You Never Stop Learning
By Andrew Wu
My first exposure to the Center for Civil and Human Rights was a field trip from Pace Academy sponsored by history faculty members. Although the Rolls Down Like Water: The American Civil Rights Movement Gallery was remarkable in its depiction of notable civil rights leaders and a simulation of the traumatic experience commonly associated with lunch counter sit-ins, the area in the Spark of Conviction: The Global Human Rights Movement Gallery that introduced the fundamentals of modern human rights and juxtaposed the most powerful inspirational leaders with the most brutal authoritarian rulers of the post-World War II era strongly hooked my interest to the Center. Thus, I decided to apply for an internship at the Center, slightly apprehensive because I did not consider myself to be a typical social activist, but all the more hopeful because of a breadth and depth of historical knowledge and an enthusiasm for understanding contemporary world events. The opportunity, as it turned out, was well worth it.
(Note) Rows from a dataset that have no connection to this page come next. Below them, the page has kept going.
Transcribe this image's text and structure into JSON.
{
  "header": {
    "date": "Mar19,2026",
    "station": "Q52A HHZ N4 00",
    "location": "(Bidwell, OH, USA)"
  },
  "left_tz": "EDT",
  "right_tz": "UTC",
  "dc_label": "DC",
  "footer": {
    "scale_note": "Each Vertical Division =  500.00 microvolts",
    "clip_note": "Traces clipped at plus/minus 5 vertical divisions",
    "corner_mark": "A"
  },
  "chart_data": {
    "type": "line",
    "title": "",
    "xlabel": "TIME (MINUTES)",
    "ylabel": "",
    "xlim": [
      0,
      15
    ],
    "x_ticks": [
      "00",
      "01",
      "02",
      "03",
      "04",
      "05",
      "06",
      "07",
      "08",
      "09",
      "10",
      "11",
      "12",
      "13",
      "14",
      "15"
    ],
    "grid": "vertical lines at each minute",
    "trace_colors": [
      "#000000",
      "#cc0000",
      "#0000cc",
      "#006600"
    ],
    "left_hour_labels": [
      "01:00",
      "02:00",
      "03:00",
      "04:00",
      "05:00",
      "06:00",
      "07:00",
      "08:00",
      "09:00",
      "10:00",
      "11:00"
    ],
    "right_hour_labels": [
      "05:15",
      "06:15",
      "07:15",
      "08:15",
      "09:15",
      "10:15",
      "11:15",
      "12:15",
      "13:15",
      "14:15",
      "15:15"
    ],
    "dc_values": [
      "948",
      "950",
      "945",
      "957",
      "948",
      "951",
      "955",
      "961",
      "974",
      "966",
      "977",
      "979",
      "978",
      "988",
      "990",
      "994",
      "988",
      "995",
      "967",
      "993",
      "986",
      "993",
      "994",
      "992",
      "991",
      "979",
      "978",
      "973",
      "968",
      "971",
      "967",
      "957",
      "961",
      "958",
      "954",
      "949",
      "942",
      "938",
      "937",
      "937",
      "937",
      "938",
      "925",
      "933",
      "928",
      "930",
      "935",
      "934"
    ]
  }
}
While working on the educational aspect of the Center’s programs, I realized that planning and organizing field trips and other educational programs involved a painstaking matching of exhibit offerings to state academic curriculum standards. Through this process, I was able to examine both the aspects of the exhibits that may be overlooked more than others as well as a behind-the-scenes process of teaching to academic standards. These matched standards are then used to create field guides, lesson plans, and supplemental materials for schools that visit the Center. Additionally, the connection between the Civil Rights exhibit and the Human Rights exhibit creates an interesting dynamic to promote students’ awareness of connections between past and present struggles for freedom and equality. The Center also provides an environment that sparks casual and formal discussion of present forms of discrimination and human rights abuses, whether in the workspace or in large event rooms. A striking example would be considering one’s “ethical footprint,” which includes the labor costs and potential violations involved in the production of consumer goods that ordinary people purchase unawares.
In short, the presence of a gallery that showcases the American Civil Rights Movement allows for the museum’s expansion into the pre and post-movement efforts of civil rights leaders, while likewise the presence of a gallery that relates current events means that the Center will continually evolve to address the issues of today’s world.